Figure 5. Type I and II ligand conformations in GHMP kinase ternary structures.

(A) The Type I conformation. The positioning of the γ- and Pmev-phosphoryl groups in the PMK ternary complex (shown on the left and right-hand sides of the panel, respectively) suggests that they are non-reactive. Similiar conformations are found in three of the seven GHMP-kinase ternary complex structures. (B) The Type II conformation. Positioning of the reactive moieties in the ternary complex of Gal-NAc kinase — a GHMP kinase. The Gal-NAc nucleophillic oxygen and the γ-phosphoryl group of AMPPNP appear to be positioned well to accomplish in-line displacement. This orientation is also found in three of the seven GHMP kinase ternary complex structures. (C) Alignment of the Type I and II M²⁺·nucleotides. The adenine bases of the Type I and II nucleotides were aligned.

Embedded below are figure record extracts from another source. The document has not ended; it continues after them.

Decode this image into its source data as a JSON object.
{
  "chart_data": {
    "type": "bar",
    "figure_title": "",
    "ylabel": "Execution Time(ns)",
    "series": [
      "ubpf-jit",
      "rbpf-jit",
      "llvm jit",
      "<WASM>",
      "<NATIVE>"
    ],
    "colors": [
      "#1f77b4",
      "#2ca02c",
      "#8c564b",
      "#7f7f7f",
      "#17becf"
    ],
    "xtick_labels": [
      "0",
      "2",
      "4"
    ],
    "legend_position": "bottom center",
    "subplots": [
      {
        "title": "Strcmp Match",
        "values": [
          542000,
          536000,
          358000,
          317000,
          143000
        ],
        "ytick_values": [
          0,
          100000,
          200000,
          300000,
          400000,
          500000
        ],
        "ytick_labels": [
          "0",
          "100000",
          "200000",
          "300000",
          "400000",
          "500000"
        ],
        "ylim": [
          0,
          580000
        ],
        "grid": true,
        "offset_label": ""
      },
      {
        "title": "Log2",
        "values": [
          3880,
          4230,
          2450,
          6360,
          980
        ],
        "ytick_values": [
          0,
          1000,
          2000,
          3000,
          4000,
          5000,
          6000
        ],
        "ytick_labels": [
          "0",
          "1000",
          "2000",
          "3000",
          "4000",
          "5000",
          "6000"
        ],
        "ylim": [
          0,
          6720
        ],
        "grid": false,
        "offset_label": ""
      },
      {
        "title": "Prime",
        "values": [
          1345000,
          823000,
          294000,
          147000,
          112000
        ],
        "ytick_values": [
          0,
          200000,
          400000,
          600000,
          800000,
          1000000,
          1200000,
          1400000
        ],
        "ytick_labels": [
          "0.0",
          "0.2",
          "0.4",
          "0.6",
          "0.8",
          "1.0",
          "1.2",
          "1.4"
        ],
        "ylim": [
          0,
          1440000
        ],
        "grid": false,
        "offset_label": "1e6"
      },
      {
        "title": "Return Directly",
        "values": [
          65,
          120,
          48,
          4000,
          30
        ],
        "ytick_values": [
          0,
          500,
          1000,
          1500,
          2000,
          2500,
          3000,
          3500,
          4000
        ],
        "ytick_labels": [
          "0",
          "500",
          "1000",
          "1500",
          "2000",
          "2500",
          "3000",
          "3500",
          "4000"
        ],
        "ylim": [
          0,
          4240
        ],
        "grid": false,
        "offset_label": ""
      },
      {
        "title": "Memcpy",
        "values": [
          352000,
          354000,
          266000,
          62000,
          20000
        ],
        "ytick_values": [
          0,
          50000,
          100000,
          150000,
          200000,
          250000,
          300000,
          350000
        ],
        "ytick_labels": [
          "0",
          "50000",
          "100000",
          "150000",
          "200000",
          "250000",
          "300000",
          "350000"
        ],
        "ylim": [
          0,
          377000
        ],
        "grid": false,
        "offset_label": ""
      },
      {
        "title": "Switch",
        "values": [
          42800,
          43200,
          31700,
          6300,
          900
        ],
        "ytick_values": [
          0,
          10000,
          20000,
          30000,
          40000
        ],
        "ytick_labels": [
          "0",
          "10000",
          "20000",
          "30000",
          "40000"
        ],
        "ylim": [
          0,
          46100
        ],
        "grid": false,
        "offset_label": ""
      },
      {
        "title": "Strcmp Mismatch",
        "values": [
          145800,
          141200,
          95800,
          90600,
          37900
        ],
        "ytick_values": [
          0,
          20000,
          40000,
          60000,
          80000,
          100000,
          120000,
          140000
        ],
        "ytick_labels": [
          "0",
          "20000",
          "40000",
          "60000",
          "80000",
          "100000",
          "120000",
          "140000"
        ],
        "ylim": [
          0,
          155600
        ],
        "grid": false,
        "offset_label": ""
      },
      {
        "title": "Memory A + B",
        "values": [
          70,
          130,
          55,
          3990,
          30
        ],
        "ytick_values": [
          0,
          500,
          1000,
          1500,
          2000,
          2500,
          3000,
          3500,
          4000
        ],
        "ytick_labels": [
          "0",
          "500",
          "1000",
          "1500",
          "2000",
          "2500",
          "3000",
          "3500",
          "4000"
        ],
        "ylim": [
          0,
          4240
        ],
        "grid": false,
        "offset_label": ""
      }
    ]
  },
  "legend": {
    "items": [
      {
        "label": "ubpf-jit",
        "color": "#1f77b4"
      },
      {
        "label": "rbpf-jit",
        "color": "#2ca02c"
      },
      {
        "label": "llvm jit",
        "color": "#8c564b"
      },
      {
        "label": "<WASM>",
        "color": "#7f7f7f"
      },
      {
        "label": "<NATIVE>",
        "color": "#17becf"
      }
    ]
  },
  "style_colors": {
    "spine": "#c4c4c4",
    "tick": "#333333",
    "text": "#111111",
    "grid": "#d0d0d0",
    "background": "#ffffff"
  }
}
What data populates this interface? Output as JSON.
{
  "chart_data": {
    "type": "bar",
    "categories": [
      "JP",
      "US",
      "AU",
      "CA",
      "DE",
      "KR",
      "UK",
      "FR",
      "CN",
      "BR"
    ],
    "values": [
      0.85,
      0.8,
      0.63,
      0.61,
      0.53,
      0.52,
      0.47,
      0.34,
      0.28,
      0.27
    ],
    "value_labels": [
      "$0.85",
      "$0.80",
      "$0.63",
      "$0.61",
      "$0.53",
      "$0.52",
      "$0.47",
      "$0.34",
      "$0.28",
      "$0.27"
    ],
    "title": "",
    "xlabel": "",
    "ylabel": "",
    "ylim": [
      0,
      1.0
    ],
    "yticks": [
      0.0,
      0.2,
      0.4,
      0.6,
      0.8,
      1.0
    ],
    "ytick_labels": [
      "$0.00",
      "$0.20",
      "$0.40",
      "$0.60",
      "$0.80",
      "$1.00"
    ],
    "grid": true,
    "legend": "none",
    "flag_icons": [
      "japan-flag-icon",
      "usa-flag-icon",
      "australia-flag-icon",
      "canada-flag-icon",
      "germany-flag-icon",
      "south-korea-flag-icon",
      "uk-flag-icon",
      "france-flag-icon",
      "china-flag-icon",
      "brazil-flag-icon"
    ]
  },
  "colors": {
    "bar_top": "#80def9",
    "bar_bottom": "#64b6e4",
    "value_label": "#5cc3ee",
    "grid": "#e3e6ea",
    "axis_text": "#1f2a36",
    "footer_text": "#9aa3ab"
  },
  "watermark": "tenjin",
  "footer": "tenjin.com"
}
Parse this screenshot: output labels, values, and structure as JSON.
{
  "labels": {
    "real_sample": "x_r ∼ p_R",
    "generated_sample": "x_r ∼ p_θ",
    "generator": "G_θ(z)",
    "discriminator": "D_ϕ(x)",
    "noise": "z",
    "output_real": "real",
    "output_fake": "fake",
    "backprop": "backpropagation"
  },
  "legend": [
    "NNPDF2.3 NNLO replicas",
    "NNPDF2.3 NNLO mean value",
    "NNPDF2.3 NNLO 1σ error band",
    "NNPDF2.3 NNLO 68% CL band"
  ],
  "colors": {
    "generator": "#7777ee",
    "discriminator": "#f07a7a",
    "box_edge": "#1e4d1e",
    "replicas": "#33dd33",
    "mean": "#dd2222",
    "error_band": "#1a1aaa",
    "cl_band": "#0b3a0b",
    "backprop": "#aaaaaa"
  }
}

The PMK nucleotide color coding: carbon (yellow), phosphorus (orange), divalent cation (red); the Gal-NAc kinase nucleotide color coding: carbon and phosphorus (grey), divalent cation (green). (D) Comparison of the Type I and II active-sites. Resides (grey) within 3 Å of the PPP_i·Mg²⁺ moiety (green) of Glc-NAc kinase complex (Type II) are linked to the moiety by blank dotted lines. Analogous residues in the PMK complex (Type I) are shown in orange. Dashed red lines connect the divalent cation to the α, β and γ-phosphoryl groups to which it is coordinated. (E) Positioning the Type II nucleotide·M²⁺ in the Type I active site. The Type I and II active-sites were superposed using C_α-alignments of conserved regions of PMK and Gal-NAc kinase. The GalNac nucleotide (Type II) is shown in grey and its associated cation (Mn²⁺) is red. The transition from Type I to II requires the cation to migrate across the active-site cavity. Blue spheres represent ordered water. Figures were produed using PyMol (54) and the surface, shown in E, was created with Hollow (56).